I recently went to Las Vegas to work for a week. An old boss of mine called and asked if I would come to Vegas and help out with transportation for a large convention that was in town. I jumped at the chance to go back to Vegas. I must admit that I still miss Las Vegas more than I miss Vermont. I think I had a love/hate relationship with Vermont, but that is a whole other post. I worked just over 75 hours in 5 days. I was exhausted but I found time to also see some old friends. That was by far the best part of the trip, although I did win 40 bucks with only a dollar in the penny slots. Yes, I cashed out right away - I took my money and ran.
I have also been working about 5-10 hours per week for VLS, mostly answering questions for my replacement and doing some web editing. I have to say that I feel really blessed to be able to have some work although we chose to move to Colorado.
This is not the first time that I have been unemployed. In fact this is the 4th time I have had to job hunt since I graduated from college only a couple years ago. There was the first time when I graduated and had to find a full time job to replace my part time/college job. I was laid off by my next job and then I quit a job to move to Vermont so that Brian could get more education. Each time the job hunt is a roller coaster ride of emotions the whole time. Some days I feel really confident and I know that I will find something and then some days I don't want to get out of bed and I feel doomed to be unemployed forever! (I know, it can be very dramatic when sad).
This time on the job hunt is no different - still a roller coaster, but there are a few things that are different. One, the economy is much worse than before, so I expected that my normal 3 month period to find a job would grow longer - I prepared myself for that. But what I didn't expect or prepare myself for was the constant pity and disappointment from family and friends. Despite what people may think, I did not chose to move to Colorado because I wanted to live here or that I just picked a place on a map. Do I want to live here, Yes. But there was an educated decision made, whether to stay in Vermont or should we move, where should we move to or what exactly should we do once Brian graduated. This was not an easy decision, like deciding what to eat for dinner. We thought we had the decision made many times before we came to our final decision. There were many Pro and Con lists made, fasting and praying, going to the temple, crying and listening to everyone's advice, but ultimately it was OUR decision, we had to make it. Would we have made this decision if we had children or owned a home, probably not, but we don't have any of those things. There is nothing more crushing than getting a phone call/email/letter from family or friends laced with negativity.
We are finding many jobs to apply for, some here in Colorado and some other places, we are not limiting ourselves. We are applying for jobs and getting interviews.
We are making progress, so please don't pity us.
~ Nicole
3 comments:
God bless you for following the Spirit.

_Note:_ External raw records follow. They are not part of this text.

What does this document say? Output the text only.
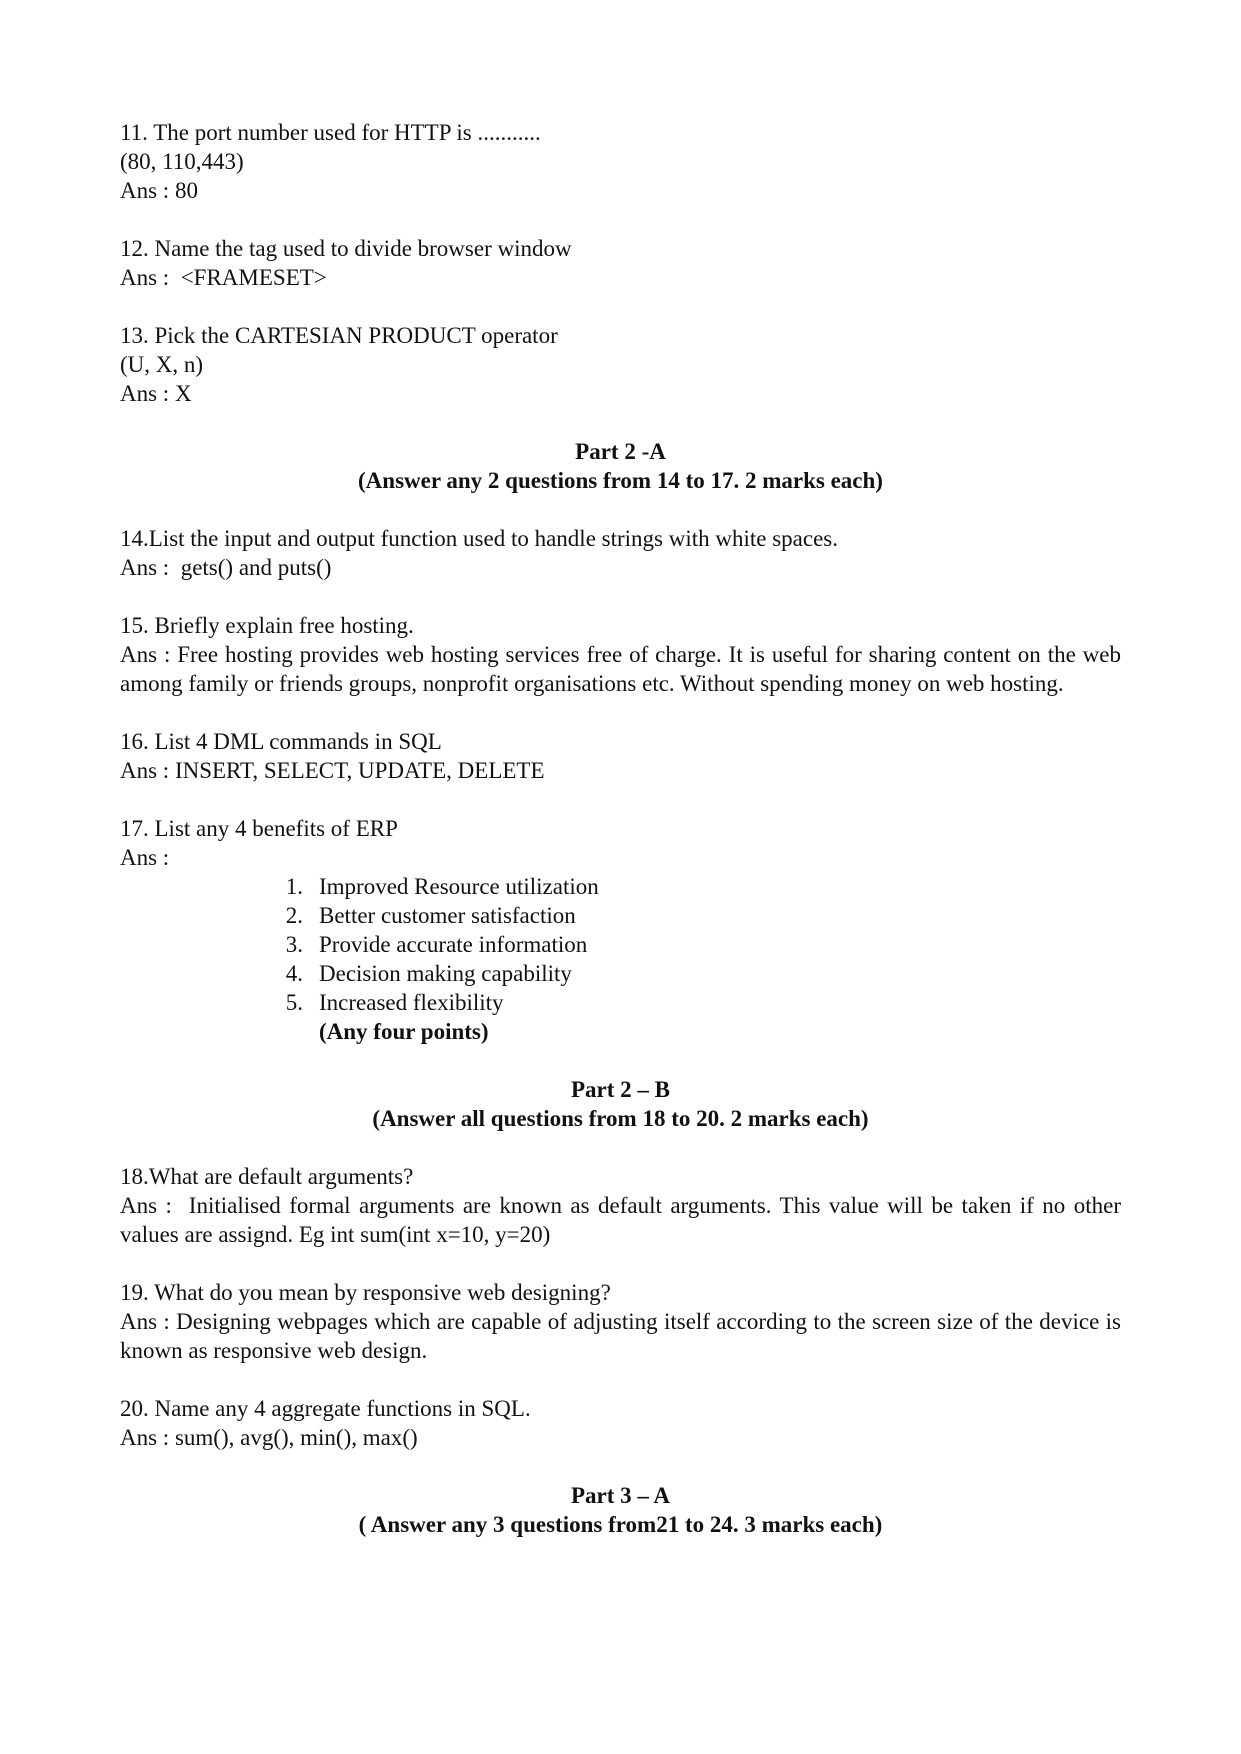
11. The port number used for HTTP is ...........
(80, 110,443)
Ans : 80
12. Name the tag used to divide browser window
Ans :  <FRAMESET>
13. Pick the CARTESIAN PRODUCT operator
(U, X, n)
Ans : X
Part 2 -A
(Answer any 2 questions from 14 to 17. 2 marks each)
14.List the input and output function used to handle strings with white spaces.
Ans :  gets() and puts()
15. Briefly explain free hosting.
Ans : Free hosting provides web hosting services free of charge. It is useful for sharing content on the web among family or friends groups, nonprofit organisations etc. Without spending money on web hosting.
16. List 4 DML commands in SQL
Ans : INSERT, SELECT, UPDATE, DELETE
17. List any 4 benefits of ERP
Ans :
1. Improved Resource utilization
2. Better customer satisfaction
3. Provide accurate information
4. Decision making capability
5. Increased flexibility
(Any four points)
Part 2 – B
(Answer all questions from 18 to 20. 2 marks each)
18.What are default arguments?
Ans :  Initialised formal arguments are known as default arguments. This value will be taken if no other values are assignd. Eg int sum(int x=10, y=20)
19. What do you mean by responsive web designing?
Ans : Designing webpages which are capable of adjusting itself according to the screen size of the device is known as responsive web design.
20. Name any 4 aggregate functions in SQL.
Ans : sum(), avg(), min(), max()
Part 3 – A
( Answer any 3 questions from21 to 24. 3 marks each)
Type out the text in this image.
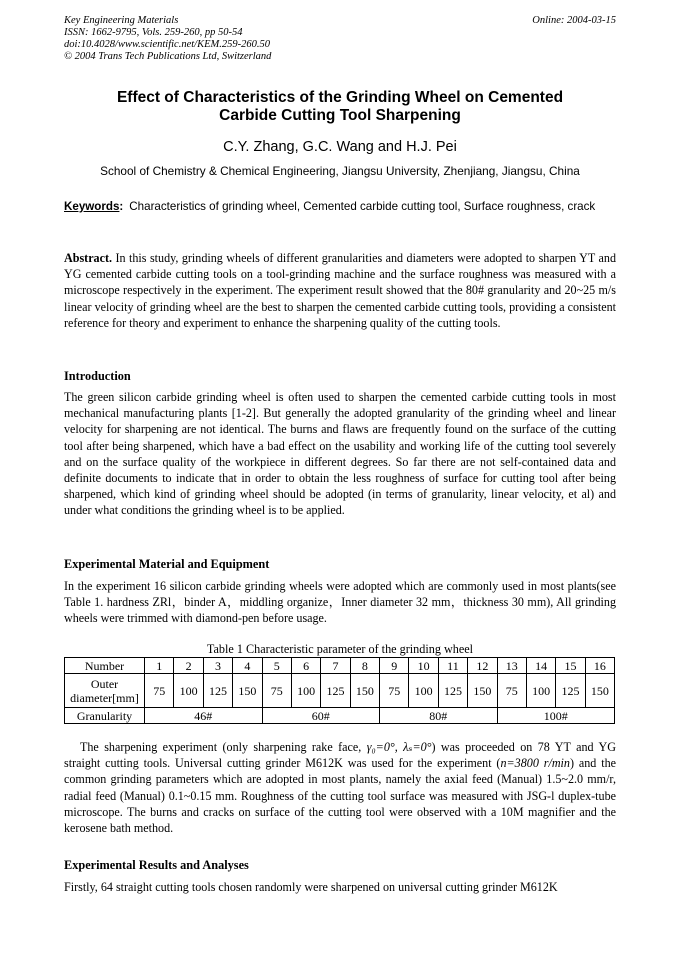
Key Engineering Materials
ISSN: 1662-9795, Vols. 259-260, pp 50-54
doi:10.4028/www.scientific.net/KEM.259-260.50
© 2004 Trans Tech Publications Ltd, Switzerland
Online: 2004-03-15
Effect of Characteristics of the Grinding Wheel on Cemented
Carbide Cutting Tool Sharpening
C.Y. Zhang, G.C. Wang and H.J. Pei
School of Chemistry & Chemical Engineering, Jiangsu University, Zhenjiang, Jiangsu, China
Keywords : Characteristics of grinding wheel, Cemented carbide cutting tool, Surface roughness, crack
Abstract. In this study, grinding wheels of different granularities and diameters were adopted to sharpen YT and YG cemented carbide cutting tools on a tool-grinding machine and the surface roughness was measured with a microscope respectively in the experiment. The experiment result showed that the 80# granularity and 20~25 m/s linear velocity of grinding wheel are the best to sharpen the cemented carbide cutting tools, providing a consistent reference for theory and experiment to enhance the sharpening quality of the cutting tools.
Introduction
The green silicon carbide grinding wheel is often used to sharpen the cemented carbide cutting tools in most mechanical manufacturing plants [1-2]. But generally the adopted granularity of the grinding wheel and linear velocity for sharpening are not identical. The burns and flaws are frequently found on the surface of the cutting tool after being sharpened, which have a bad effect on the usability and working life of the cutting tool severely and on the surface quality of the workpiece in different degrees. So far there are not self-contained data and definite documents to indicate that in order to obtain the less roughness of surface for cutting tool after being sharpened, which kind of grinding wheel should be adopted (in terms of granularity, linear velocity, et al) and under what conditions the grinding wheel is to be applied.
Experimental Material and Equipment
In the experiment 16 silicon carbide grinding wheels were adopted which are commonly used in most plants(see Table 1. hardness ZRl，binder A，middling organize，Inner diameter 32 mm，thickness 30 mm), All grinding wheels were trimmed with diamond-pen before usage.
Table 1 Characteristic parameter of the grinding wheel
Number	1	2	3	4	5	6	7	8	9	10	11	12	13	14	15	16
Outer diameter[mm]	75	100	125	150	75	100	125	150	75	100	125	150	75	100	125	150
Granularity	46#				60#				80#				100#			
The sharpening experiment (only sharpening rake face, γ₀=0°, λₛ=0°) was proceeded on 78 YT and YG straight cutting tools. Universal cutting grinder M612K was used for the experiment (n=3800 r/min) and the common grinding parameters which are adopted in most plants, namely the axial feed (Manual) 1.5~2.0 mm/r, radial feed (Manual) 0.1~0.15 mm. Roughness of the cutting tool surface was measured with JSG-l duplex-tube microscope. The burns and cracks on surface of the cutting tool were observed with a 10M magnifier and the kerosene bath method.
Experimental Results and Analyses
Firstly, 64 straight cutting tools chosen randomly were sharpened on universal cutting grinder M612K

It's never easy but when the Lord says to go you go. You may never know why but you do know you did what was right. Plus, the jobs will come. You kids rock!
Don't pity you?! Man, I totally pity you! Being unemployed sucks, I really feel for you and wish I had some magical connection that could hook you up. Hey, we went to the air show here the other day, it was good but clearly not managed or organized as good as the one in LV.
Nicole, I think what you see as pity (Sympathy and sorrow aroused by the misfortune or suffering of another) is just concern. Some of us are watching you, brian and other members of our family live while trying to find a job. It isn't even the job that we worry about it is the process (that roller coaster), the toll that job hunts take on self-confidence and other things. I hope you know it isn't pity, it is hoping from far away that you are doing ok. It would be easier if we could just drive up and see you, but alas, you are a zillion miles away because you chose to move to colorado and I chose to live in MA.